Die Quantifizierung der Welt
Wellenreiten der Datenflut oder untergehen im Datenfluss?
Editorial, Chefredakteur Dirk Werth
Wir messen, also sind wir.“ Was wir heutzutage erleben, ist der Beginn der Vermessung von allem, von Produkten, Unternehmen, Menschen, ja der ganzen Welt. Bei jedem Schritt unseres Daseins entsteht bereits eine Vielzahl an Daten – täglich werden es mehr. Allein in den letzten zwei Jahren ist durch diese Art der Vermessung etwa die Hälfte aller weltweit verfügbaren Daten entstanden. Social Media Plattformen erfassen Klicks, Likes, Impressions. Apps zählen Schritte oder Kalorien. Sensoren sammeln Prozesse. Aber diese Quantifizierung ist es auch, die wir wollen und woran wir unseren Wert festmachen. Je mehr Follower, desto bedeutsamer, je mehr Schritte, desto fitter, je mehr Sensordaten, desto besser die Prozesse – so die gängige Meinung. Doch ist diese ständige Quantifizierung tatsächlich zukunftsweisende Chance oder gar bedenkliche Kontrolle?

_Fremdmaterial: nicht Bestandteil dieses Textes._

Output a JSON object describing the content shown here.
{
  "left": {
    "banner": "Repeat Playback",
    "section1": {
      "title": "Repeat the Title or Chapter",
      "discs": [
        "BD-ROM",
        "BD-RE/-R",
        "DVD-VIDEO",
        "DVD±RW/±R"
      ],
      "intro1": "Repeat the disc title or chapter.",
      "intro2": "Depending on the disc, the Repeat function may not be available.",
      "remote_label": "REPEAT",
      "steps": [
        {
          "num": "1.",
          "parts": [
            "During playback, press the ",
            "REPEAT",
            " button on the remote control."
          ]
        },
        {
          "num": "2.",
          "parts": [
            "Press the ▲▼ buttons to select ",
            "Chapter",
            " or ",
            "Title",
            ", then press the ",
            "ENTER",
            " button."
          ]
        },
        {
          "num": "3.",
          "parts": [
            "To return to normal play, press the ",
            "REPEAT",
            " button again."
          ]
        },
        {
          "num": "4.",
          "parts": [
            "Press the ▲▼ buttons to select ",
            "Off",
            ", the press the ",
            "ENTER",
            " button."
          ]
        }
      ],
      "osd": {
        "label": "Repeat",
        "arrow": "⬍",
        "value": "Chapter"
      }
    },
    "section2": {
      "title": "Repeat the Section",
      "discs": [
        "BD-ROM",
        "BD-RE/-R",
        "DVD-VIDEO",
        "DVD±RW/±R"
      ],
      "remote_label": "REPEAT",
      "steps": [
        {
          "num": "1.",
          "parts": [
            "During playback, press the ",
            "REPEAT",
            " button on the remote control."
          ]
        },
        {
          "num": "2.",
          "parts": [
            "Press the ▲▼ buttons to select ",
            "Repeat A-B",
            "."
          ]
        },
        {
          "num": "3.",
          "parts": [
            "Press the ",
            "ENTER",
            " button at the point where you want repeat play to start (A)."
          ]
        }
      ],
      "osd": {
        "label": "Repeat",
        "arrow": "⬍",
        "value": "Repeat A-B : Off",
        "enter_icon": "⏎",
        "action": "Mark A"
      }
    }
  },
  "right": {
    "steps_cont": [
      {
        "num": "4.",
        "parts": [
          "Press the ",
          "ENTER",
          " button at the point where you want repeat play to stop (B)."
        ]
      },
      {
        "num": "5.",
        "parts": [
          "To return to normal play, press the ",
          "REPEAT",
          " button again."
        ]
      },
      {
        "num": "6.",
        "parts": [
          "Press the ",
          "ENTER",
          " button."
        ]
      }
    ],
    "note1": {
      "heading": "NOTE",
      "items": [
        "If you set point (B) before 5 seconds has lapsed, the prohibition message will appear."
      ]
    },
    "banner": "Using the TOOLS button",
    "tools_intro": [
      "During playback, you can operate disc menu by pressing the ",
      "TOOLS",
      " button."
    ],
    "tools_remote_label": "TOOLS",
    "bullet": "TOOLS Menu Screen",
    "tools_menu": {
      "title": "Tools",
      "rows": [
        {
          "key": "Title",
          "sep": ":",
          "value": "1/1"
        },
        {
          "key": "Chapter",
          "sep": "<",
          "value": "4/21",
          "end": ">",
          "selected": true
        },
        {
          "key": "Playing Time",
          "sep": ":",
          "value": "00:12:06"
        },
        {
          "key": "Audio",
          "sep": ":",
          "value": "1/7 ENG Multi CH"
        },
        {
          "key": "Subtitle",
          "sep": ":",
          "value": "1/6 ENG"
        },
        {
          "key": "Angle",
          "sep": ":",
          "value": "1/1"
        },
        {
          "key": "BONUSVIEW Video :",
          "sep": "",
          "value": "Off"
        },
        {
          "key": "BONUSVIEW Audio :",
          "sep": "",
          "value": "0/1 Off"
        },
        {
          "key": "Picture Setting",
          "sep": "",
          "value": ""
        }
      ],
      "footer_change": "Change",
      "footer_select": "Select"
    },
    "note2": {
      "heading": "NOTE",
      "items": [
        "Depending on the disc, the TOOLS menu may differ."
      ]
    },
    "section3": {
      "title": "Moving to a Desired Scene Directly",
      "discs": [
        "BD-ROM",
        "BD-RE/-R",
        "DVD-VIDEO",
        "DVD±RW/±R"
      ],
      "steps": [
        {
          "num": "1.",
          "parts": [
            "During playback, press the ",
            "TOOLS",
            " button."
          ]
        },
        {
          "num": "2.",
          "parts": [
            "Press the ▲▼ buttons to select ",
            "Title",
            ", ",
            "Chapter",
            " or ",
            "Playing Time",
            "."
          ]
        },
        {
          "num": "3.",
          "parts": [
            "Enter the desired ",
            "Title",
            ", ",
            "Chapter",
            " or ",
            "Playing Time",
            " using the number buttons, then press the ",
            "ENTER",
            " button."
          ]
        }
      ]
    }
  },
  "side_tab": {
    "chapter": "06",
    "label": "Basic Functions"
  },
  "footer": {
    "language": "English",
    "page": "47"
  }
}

Neue Technologien und Geschäftsmodelle ermöglichen diese „Vermessung der Welt“. Eine Welt, die sich scheinbar immer schneller und einfacher quantifizieren lässt. Ein aktuelles Beispiel zeigt, welche Dynamik sich auch hier in den vergangenen Monaten entwickelt hat. So ist nur binnen weniger Tage nach dem Start der offiziellen Corona-App des Bundes diese bereits über 10 Millionen Mal installiert worden.
Während die Risiko-Ermittlung der Corona-App Infektionsketten mittels Smartphones nachverfolgt und damit einen positiven Beitrag leisten will, wird die ständige Quantifizierung auch kritisch betrachtet. So können Kalorien- oder Schrittzähler etwa zur Selbstoptimierung beitragen, gleichzeitig tut sich dort jedoch auch eine „dunkle Seite einer vermessenen Welt“ auf. Die Psychologin Dr. Vivian Suchert beschreibt in ihrem gleichnamigen Artikel ebensolche Grenzen der digitalen Selbstvermessung in der aktuellen IM+io. Dr. Gerrit Fröhlich, Universität Trier, zeigt in seinem Beitrag auf, dass man mittels Selbstvermessung doch ebenfalls das Potential habe, sich gegen die Norm zu wenden. Er beschreibt, inwiefern die Medienkompetenz Einfluss auf die Ambivalenz des Selftrackings hat. Welch positiven Einfluss Sensoren auf die Gesundheitsprävention im Handwerk haben können, macht der Beitrag vom August-Wilhelm Scheer Institut deutlich.
„Quantified Everything“ schließt – wie der Name bereits sagt – jedoch nicht nur die Selbstvermessung von Individuen ein. Ein Beispiel dafür ist die in dieser Ausgabe beschriebene Studie der Universität St. Gallen zum Thema Reifegradmonitoring. Durch das sogenannte Reifegradmonitoring könne etwa der Mehrwert von 4.0-Projekten im Supply Chain Management gemessen werden. Wie Unternehmen Prozesse erfassen und die gesammelten Daten vor allem sinnvoll zur Prozess- und Geschäftsmodelloptimierung nutzen, ist Thema des Beitrags von Christina Collmann, Previsionz GmbH.
Egal, ob es um die Messung der eigenen Fitness oder der Quantifizierung von Prozessen im Unternehmen geht, mit immer mehr Daten steigt auch die Komplexität. Es gilt: Wer den Überblick behält, gewinnt. Dieses und weitere sind Themen der aktuellen Ausgabe. Wir hoffen, Ihnen das vielseitige Thema „Quantified Everything“ beim Lesen näher zu bringen und Ihr weiteres Interesse anzuregen.